Sunday, July 29, 2007


Most guys like to fix things. If a friend calls for help, most of us will assist if we can. The more dire a friend's need, the more likely it is that we'll want to help.

So it's no surprise that my reader wanted to help out when he got a call for aid on the night of Super Bowl Sunday. My reader and his wife had watched the game together and were headed toward bed.

"I'd had my share of drinks and was tired," he recalls.

He was alarmed when the phone rang. It was an acquaintance from his homeowner's association, whose car had broken down and left him stranded in the parking lot of a restaurant with his wife and their infant granddaughter about seven miles away from my reader's home. The parking lot wasn't well-lighted, and the restaurant wasn't in a great area of town. The acquaintance wanted to know if my reader could pick them up, since their car had to be towed.

My reader knew that his acquaintance was part of a close-knit religious community, however, and figured that he must have exhausted all of his other possibilities before calling him, because they weren't particularly close friends.

"What was the right thing to do?" he asks. "Come to the aid of a nice-guy colleague and his wife and grandchild, putting all of us at risk because I had been drinking?

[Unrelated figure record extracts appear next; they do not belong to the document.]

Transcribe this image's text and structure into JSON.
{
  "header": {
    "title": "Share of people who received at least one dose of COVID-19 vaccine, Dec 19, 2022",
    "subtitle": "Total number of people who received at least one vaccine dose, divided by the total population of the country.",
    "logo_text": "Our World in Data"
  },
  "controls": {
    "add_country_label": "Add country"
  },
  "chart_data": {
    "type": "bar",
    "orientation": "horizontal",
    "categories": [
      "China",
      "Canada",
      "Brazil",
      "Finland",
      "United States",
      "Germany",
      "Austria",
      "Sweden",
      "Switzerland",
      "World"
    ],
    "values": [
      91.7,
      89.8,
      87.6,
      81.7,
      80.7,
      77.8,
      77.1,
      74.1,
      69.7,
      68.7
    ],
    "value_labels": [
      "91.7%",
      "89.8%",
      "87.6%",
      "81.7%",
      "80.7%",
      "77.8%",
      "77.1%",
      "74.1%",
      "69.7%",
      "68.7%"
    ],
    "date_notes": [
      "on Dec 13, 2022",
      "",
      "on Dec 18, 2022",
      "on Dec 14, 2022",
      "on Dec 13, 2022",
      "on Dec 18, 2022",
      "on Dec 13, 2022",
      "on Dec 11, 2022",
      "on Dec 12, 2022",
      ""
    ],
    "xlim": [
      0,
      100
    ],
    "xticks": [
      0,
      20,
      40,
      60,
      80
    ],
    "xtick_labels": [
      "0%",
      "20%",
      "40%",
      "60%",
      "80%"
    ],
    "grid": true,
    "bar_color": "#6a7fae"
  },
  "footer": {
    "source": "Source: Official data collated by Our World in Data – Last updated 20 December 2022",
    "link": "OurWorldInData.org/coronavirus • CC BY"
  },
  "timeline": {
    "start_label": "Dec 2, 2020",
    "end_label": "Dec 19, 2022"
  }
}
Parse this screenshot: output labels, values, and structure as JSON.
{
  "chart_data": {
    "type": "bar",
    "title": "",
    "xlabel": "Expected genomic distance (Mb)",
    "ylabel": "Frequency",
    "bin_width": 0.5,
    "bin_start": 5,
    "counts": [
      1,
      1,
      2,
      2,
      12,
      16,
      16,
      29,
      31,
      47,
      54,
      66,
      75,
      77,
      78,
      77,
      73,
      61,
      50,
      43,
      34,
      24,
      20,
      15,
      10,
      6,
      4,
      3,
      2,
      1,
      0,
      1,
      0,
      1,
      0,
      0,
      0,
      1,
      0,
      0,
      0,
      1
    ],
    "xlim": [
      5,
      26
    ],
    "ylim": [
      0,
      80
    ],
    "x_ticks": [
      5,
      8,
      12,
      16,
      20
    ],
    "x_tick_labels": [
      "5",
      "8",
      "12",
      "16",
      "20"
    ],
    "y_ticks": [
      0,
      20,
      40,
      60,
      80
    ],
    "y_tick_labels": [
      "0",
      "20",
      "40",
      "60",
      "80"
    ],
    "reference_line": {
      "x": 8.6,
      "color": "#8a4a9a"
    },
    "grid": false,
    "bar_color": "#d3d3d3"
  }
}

I do hold my liquor well, or at least I like to think I do, but I am sure that I was over the legal limit. Or tell him, `Sorry, but you've got to find another way home, friend'?"

The stranded couple faced mounting medical bills, my readers adds, and a taxi would have strained their resources -- "although they were eating out."

As gallant as he might have felt driving to rescue his acquaintances, it would have been a fool's errand and ethically wrong to boot. By driving when he was in no condition to do so legally or safely, he would have been putting at risk not only himself, his friend, his friend's wife and their granddaughter, but also others on the road. Seven miles may seem a short distance to cover, but one mile is too long for someone who's been drinking, and if something went wrong a lifetime would not erase the damage caused by such a foolish choice.

The right thing for my reader to do was to tell the acquaintance that he couldn't pick him up. He might, instead, have offered to help him find a ride. If it had been me, I'd have come straight out and told him that I'd been watching the Super Bowl and had had enough drinks that I didn't think it wise for me to be driving. But my reader may be more private about such things and, if so, he could simply have said that he wasn't in a position to drive but that he'd be glad to help find someone else. Whether this involved paying for a cab to get them home or calling someone else from the homeowner's association would have been up to my reader and his acquaintance.

Of course, my reader was not obligated to help out his acquaintance at all. But as fellow members of a homeowner's association, wouldn't it be nice to think that from time to time, in addition to heated discussions about fence heights, paint colors and roofing materials, they could reach out to help one another like good neighbors?